Transports, tourisme, hébergement, l’économie collaborative est accusée par les professionnels de détruire le marché et l’emploi.
C’est l’hôtel le plus grand de l’Hexagone, avec une capacité d’accueil supérieure à celle du Stade de France. La nuit du 11 juillet, 112.000 voyageurs ont séjourné dans un logement Airbnb. Un record absolu pour le site américain de locations d’appartement entre particuliers. «En juillet, la France a accueilli deux fois plus de voyageurs que l’an dernier», se félicite Nicolas Ferrary, patron d’Airbnb France.
Cette performance, il la doit surtout aux Français. «En juillet 2014, 31 % des voyageurs Airbnb en France étaient français. En juillet 2015, ils sont 44 %!», souligne-t-il. Et la France est leur destination phare (44 % des réservations). Pour les particuliers, c’est une manière d’arrondir leurs fins de mois, voire d’amasser de petits pactoles, mais aussi de vivre autrement.
Le phénomène n’inquiète pas que les hôteliers. Les particuliers font feu de tout bois pour mettre à profit ce qu’ils ont et ce qu’ils savent faire: ils louent ou partagent leur voiture ou leur bateau, mettent leur jardin à disposition des campeurs et proposent à des vacanciers de les accueillir à leur table ou encore de leur faire découvrir leur quartier. Bref, plus besoin de résidence de vacances ou de camping, de location de voiture ou de train, de réservation de restaurant ou de guide pour passer de bonnes vacances. Et encore moins d’agence de voyages. Un ordinateur ou un smartphone suffit!
En juillet, JeLoueMonCampingCar.com a enregistré 300 locations par semaine de camping-cars, fourgons et vans aménagés. C’est deux fois plus que l’an dernier.
«Dans deux-trois ans, on peut penser que Airbnb proposera plus de chambres que toute l’hôtellerie française ! Cela crée une profonde injustice fiscale et réglementaire. Il faut que le gouvernement protège les entreprises»

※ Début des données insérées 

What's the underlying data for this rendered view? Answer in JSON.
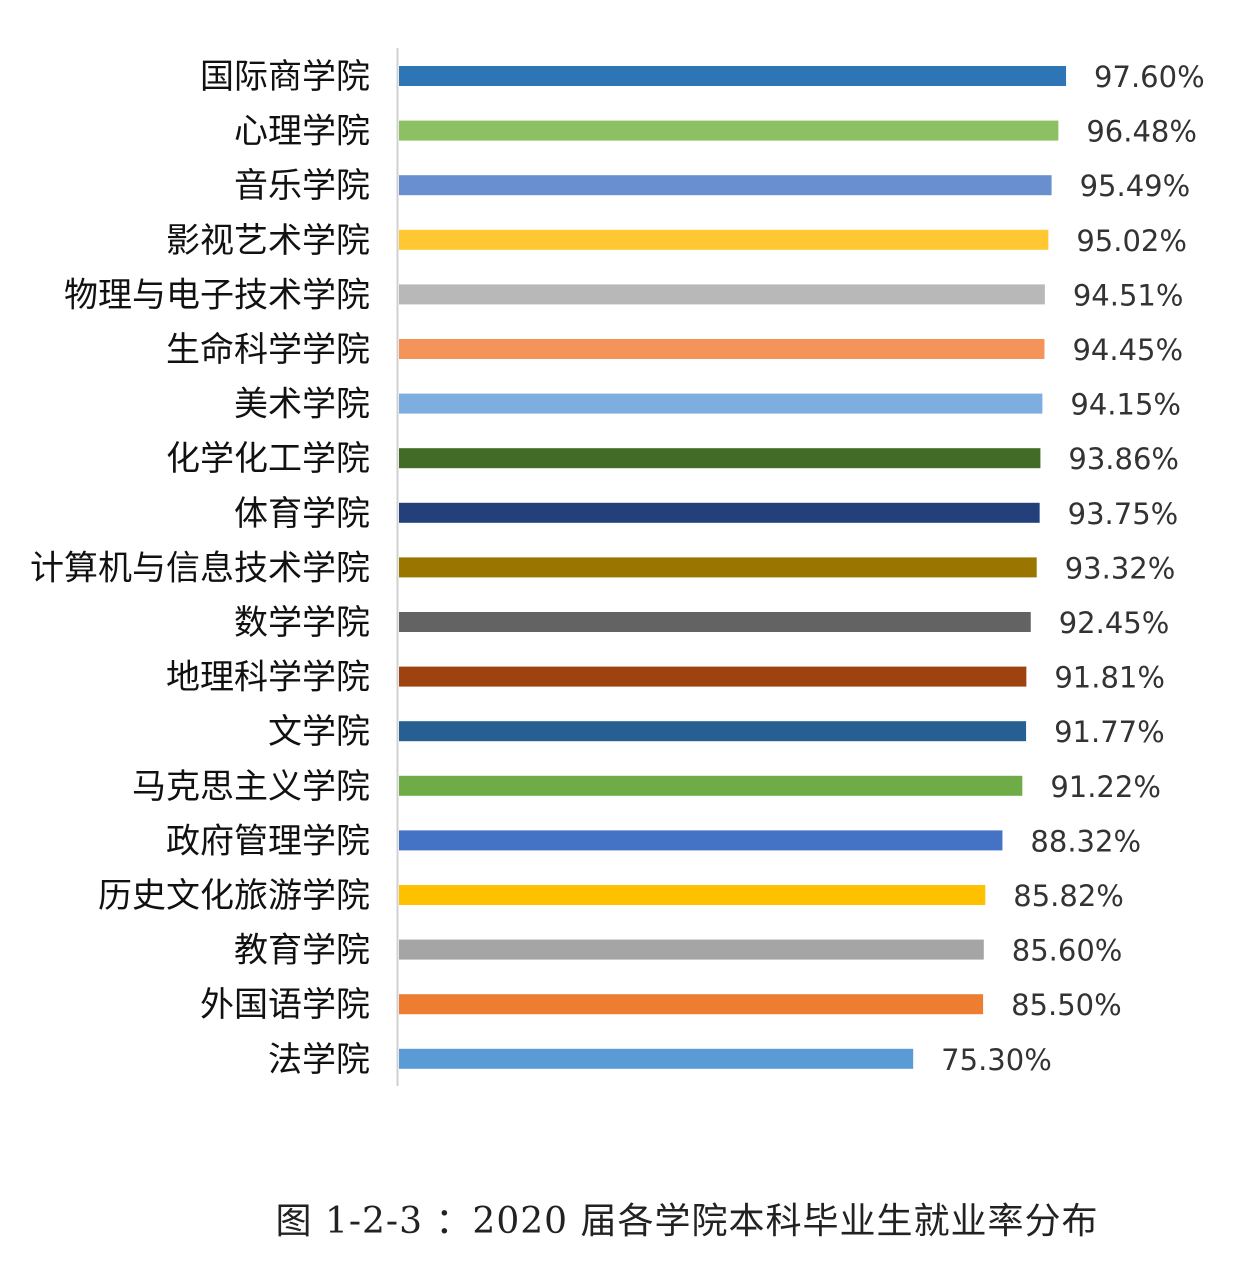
{
  "chart_data": {
    "type": "bar",
    "orientation": "horizontal",
    "categories": [
      "国际商学院",
      "心理学院",
      "音乐学院",
      "影视艺术学院",
      "物理与电子技术学院",
      "生命科学学院",
      "美术学院",
      "化学化工学院",
      "体育学院",
      "计算机与信息技术学院",
      "数学学院",
      "地理科学学院",
      "文学院",
      "马克思主义学院",
      "政府管理学院",
      "历史文化旅游学院",
      "教育学院",
      "外国语学院",
      "法学院"
    ],
    "values": [
      97.6,
      96.48,
      95.49,
      95.02,
      94.51,
      94.45,
      94.15,
      93.86,
      93.75,
      93.32,
      92.45,
      91.81,
      91.77,
      91.22,
      88.32,
      85.82,
      85.6,
      85.5,
      75.3
    ],
    "value_labels": [
      "97.60%",
      "96.48%",
      "95.49%",
      "95.02%",
      "94.51%",
      "94.45%",
      "94.15%",
      "93.86%",
      "93.75%",
      "93.32%",
      "92.45%",
      "91.81%",
      "91.77%",
      "91.22%",
      "88.32%",
      "85.82%",
      "85.60%",
      "85.50%",
      "75.30%"
    ],
    "colors": [
      "#2e75b6",
      "#8cc063",
      "#6a8fd0",
      "#ffc833",
      "#b8b8b8",
      "#f4945a",
      "#7eaee0",
      "#416b26",
      "#24407a",
      "#9a7500",
      "#636363",
      "#9e430f",
      "#265f91",
      "#6fab47",
      "#4472c4",
      "#ffc000",
      "#a5a5a5",
      "#ed7d31",
      "#5b9bd5"
    ],
    "xlim": [
      0,
      100
    ],
    "grid": false,
    "legend": "none",
    "unit": "%"
  },
  "caption": "图 1-2-3 ：2020 届各学院本科毕业生就业率分布"
}
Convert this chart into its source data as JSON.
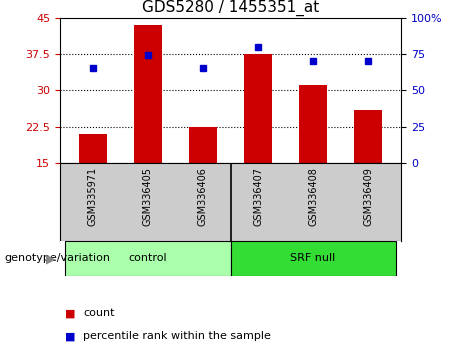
{
  "title": "GDS5280 / 1455351_at",
  "samples": [
    "GSM335971",
    "GSM336405",
    "GSM336406",
    "GSM336407",
    "GSM336408",
    "GSM336409"
  ],
  "counts": [
    21,
    43.5,
    22.5,
    37.5,
    31,
    26
  ],
  "percentile_ranks": [
    65,
    74,
    65,
    80,
    70,
    70
  ],
  "ylim_left": [
    15,
    45
  ],
  "ylim_right": [
    0,
    100
  ],
  "yticks_left": [
    15,
    22.5,
    30,
    37.5,
    45
  ],
  "yticks_right": [
    0,
    25,
    50,
    75,
    100
  ],
  "bar_color": "#cc0000",
  "dot_color": "#0000cc",
  "groups": [
    {
      "label": "control",
      "indices": [
        0,
        1,
        2
      ],
      "color": "#aaffaa"
    },
    {
      "label": "SRF null",
      "indices": [
        3,
        4,
        5
      ],
      "color": "#33dd33"
    }
  ],
  "genotype_label": "genotype/variation",
  "legend_count_label": "count",
  "legend_pct_label": "percentile rank within the sample",
  "bg_color": "#ffffff",
  "plot_bg_color": "#ffffff",
  "grid_color": "#000000",
  "sample_bg_color": "#cccccc",
  "title_fontsize": 11,
  "tick_fontsize": 8,
  "label_fontsize": 8
}
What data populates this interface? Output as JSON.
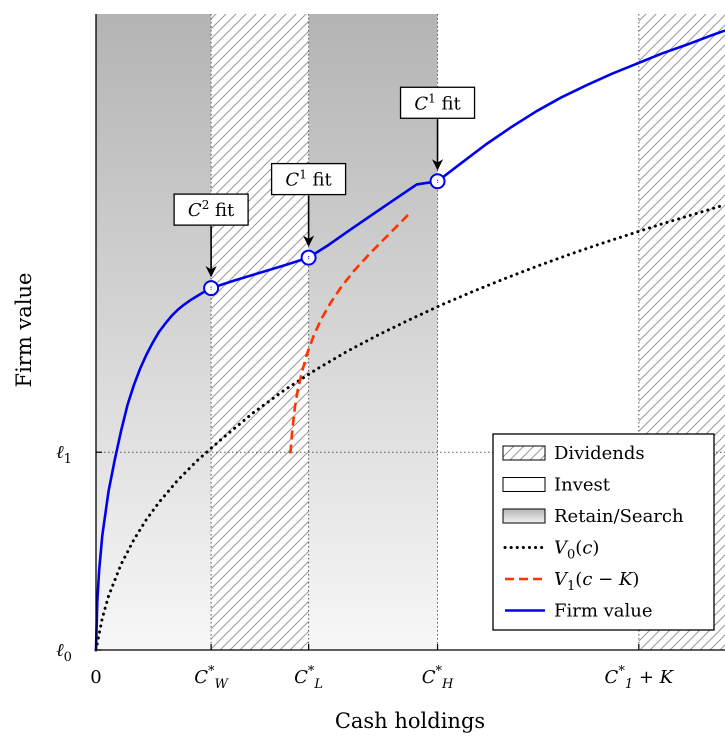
{
  "chart_data": {
    "type": "line",
    "xlabel": "Cash holdings",
    "ylabel": "Firm value",
    "xlim": [
      0,
      100
    ],
    "ylim": [
      0,
      100
    ],
    "x_ticks": [
      {
        "x": 0,
        "label": "0"
      },
      {
        "x": 18.3,
        "base": "C",
        "sup": "*",
        "sub": "W"
      },
      {
        "x": 33.8,
        "base": "C",
        "sup": "*",
        "sub": "L"
      },
      {
        "x": 54.3,
        "base": "C",
        "sup": "*",
        "sub": "H"
      },
      {
        "x": 86.3,
        "base": "C",
        "sup": "*",
        "sub": "1",
        "suffix": " + K"
      }
    ],
    "y_ticks": [
      {
        "y": 0,
        "base": "ℓ",
        "sub": "0"
      },
      {
        "y": 31.1,
        "base": "ℓ",
        "sub": "1"
      }
    ],
    "regions": [
      {
        "kind": "retain",
        "from": 0,
        "to": 18.3
      },
      {
        "kind": "dividends",
        "from": 18.3,
        "to": 33.8
      },
      {
        "kind": "retain",
        "from": 33.8,
        "to": 54.3
      },
      {
        "kind": "invest",
        "from": 54.3,
        "to": 86.3
      },
      {
        "kind": "dividends",
        "from": 86.3,
        "to": 100
      }
    ],
    "series": [
      {
        "name": "Firm value",
        "color": "#0000ee",
        "style": "solid",
        "x": [
          0,
          0.2,
          0.5,
          1,
          2,
          3,
          4,
          5,
          6,
          7,
          8,
          9,
          10,
          11,
          12,
          13,
          14,
          15,
          16,
          17,
          18.3,
          22,
          26,
          30,
          33.8,
          37,
          40,
          44,
          48,
          51,
          54.3,
          58,
          62,
          66,
          70,
          74,
          78,
          82,
          86,
          90,
          94,
          98,
          100
        ],
        "y": [
          0,
          7.5,
          12.5,
          18,
          25,
          30,
          34.5,
          38.5,
          41.6,
          44.2,
          46.4,
          48.3,
          50,
          51.3,
          52.5,
          53.5,
          54.3,
          55,
          55.6,
          56.2,
          56.9,
          58.1,
          59.3,
          60.5,
          61.7,
          63.7,
          65.8,
          68.5,
          71.2,
          73.2,
          73.7,
          76.5,
          79.5,
          82.2,
          84.7,
          86.9,
          88.8,
          90.6,
          92.2,
          93.8,
          95.2,
          96.7,
          97.4
        ]
      },
      {
        "name": "V0(c)",
        "label_base": "V",
        "label_sub": "0",
        "label_arg": "(c)",
        "color": "#000000",
        "style": "dotted",
        "x": [
          0,
          1,
          2,
          4,
          6,
          8,
          10,
          13,
          16,
          20,
          25,
          30,
          35,
          40,
          45,
          50,
          55,
          60,
          65,
          70,
          75,
          80,
          85,
          90,
          95,
          100
        ],
        "y": [
          0,
          5,
          8.5,
          13.5,
          17.3,
          20.5,
          23.2,
          26.7,
          29.7,
          33.2,
          37.3,
          40.9,
          44.1,
          47,
          49.6,
          52,
          54.3,
          56.4,
          58.4,
          60.3,
          62.1,
          63.8,
          65.4,
          67,
          68.5,
          70
        ]
      },
      {
        "name": "V1(c−K)",
        "label_base": "V",
        "label_sub": "1",
        "label_arg": "(c − K)",
        "color": "#ff3300",
        "style": "dashed",
        "x": [
          30.9,
          31.2,
          31.6,
          32.1,
          32.8,
          33.6,
          34.6,
          35.8,
          37.3,
          39,
          41,
          43.5,
          46.5,
          50
        ],
        "y": [
          30.9,
          34.5,
          38,
          41,
          43.9,
          46.7,
          49.4,
          52,
          54.6,
          57.1,
          59.6,
          62.3,
          65.3,
          68.8
        ]
      }
    ],
    "fit_markers": [
      {
        "x": 18.3,
        "y": 56.9,
        "base": "C",
        "sup": "2",
        "rest": " fit"
      },
      {
        "x": 33.8,
        "y": 61.7,
        "base": "C",
        "sup": "1",
        "rest": " fit"
      },
      {
        "x": 54.3,
        "y": 73.7,
        "base": "C",
        "sup": "1",
        "rest": " fit"
      }
    ],
    "legend": {
      "placement": "bottom-right",
      "entries": [
        {
          "kind": "dividends",
          "label": "Dividends"
        },
        {
          "kind": "invest",
          "label": "Invest"
        },
        {
          "kind": "retain",
          "label": "Retain/Search"
        },
        {
          "kind": "V0",
          "label_base": "V",
          "label_sub": "0",
          "label_arg": "(c)"
        },
        {
          "kind": "V1",
          "label_base": "V",
          "label_sub": "1",
          "label_arg": "(c − K)"
        },
        {
          "kind": "firm",
          "label": "Firm value"
        }
      ]
    },
    "grid": false
  }
}
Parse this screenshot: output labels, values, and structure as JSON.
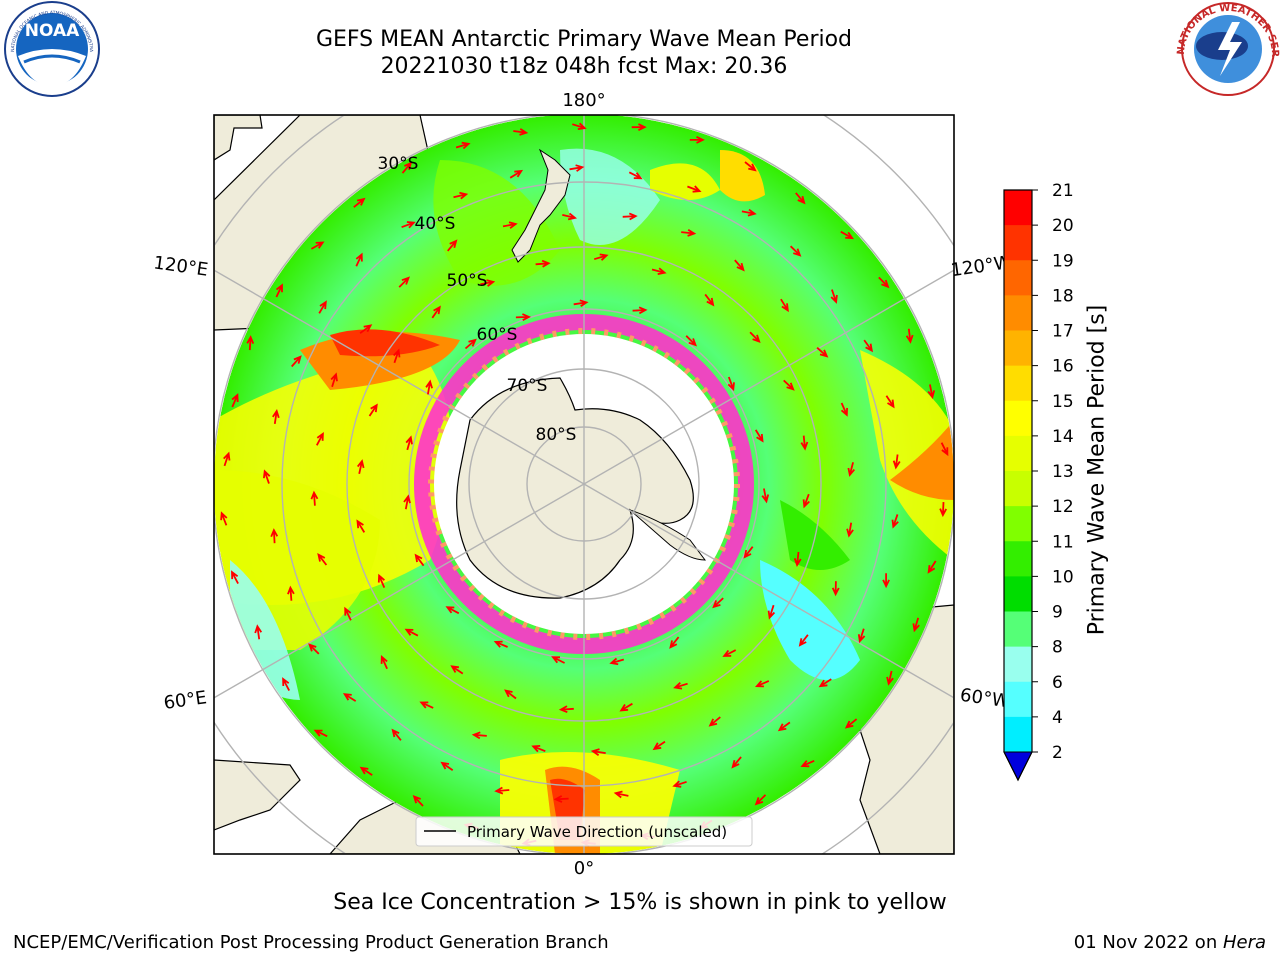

Créée en 2012, la start-up bordelaise a levé en janvier 550.000 euros auprès d’investisseurs privés, parmi lesquels des pros de cette «économie du partage», entre autres, les fondateurs de BlaBlaCar et celui du site Entreparticuliers.com. «Nous visons 4,5 millions d’euros de chiffre d’affaires cette année, grâce à notre lancement en Espagne, contre 1,8 million en 2014, confie Benoît Panel, cofondateur du site.
Incontournable du covoiturage, BlaBlaCar, fondé en 2006, revendique 20 millions de membres dans 19 pays, et 350 salariés. Son président fondateur, Frédéric Mazzella, s’attend à une hausse de l’activité de 40 %, entre le 15 juin et le 15 septembre.
Aujourd’hui, ses conducteurs sont à 32 % des cadres et à 14 % des étudiants, ce qui était loin d’être le cas au début. Ses utilisateurs, âgés de 29 ans en moyenne en 2010, en ont 34 aujourd’hui.
Cette nouvelle concurrence fait grincer des dents les professionnels du tourisme. «Sous le nom de collaboratif ou de partage, tous ces sites détruisent le marché et l’emploi, assure Roland Héguy, président de l’Umih, premier syndicat d’hôteliers, cafetiers et restaurateurs. Dans deux-trois ans, on peut penser que Airbnb proposera plus de chambres que toute l’hôtellerie française! Cela crée une profonde injustice fiscale et réglementaire. Il faut que le gouvernement protège les entreprises.»
Paris, la ville la plus visitée au monde, cristallise les inquiétudes. Selon François Navarro, directeur général du Comité régional du tourisme (CRT) Paris Île-de-France, 8 % des touristes (français et étrangers) séjournent désormais dans des hébergements non marchands.
Et de son côté, Didier Le Calvez, à la tête du palace parisien Le Bristol, ne décolère pas: «Les hôtels 5 étoiles et les palaces parisiens ont une activité en baisse de 15 % depuis le début de l’année. Airbnb nous a pris 15 % de chiffre d’affaires. C’est une concurrence que je considère comme déloyale. Notre législation ne protège pas l’hôtellerie et nous ne sommes pas entendus des pouvoirs publics.»
En un an, le palace a perdu 50 emplois en CDI (des personnes qui n’ont pas été remplacées) sur 600.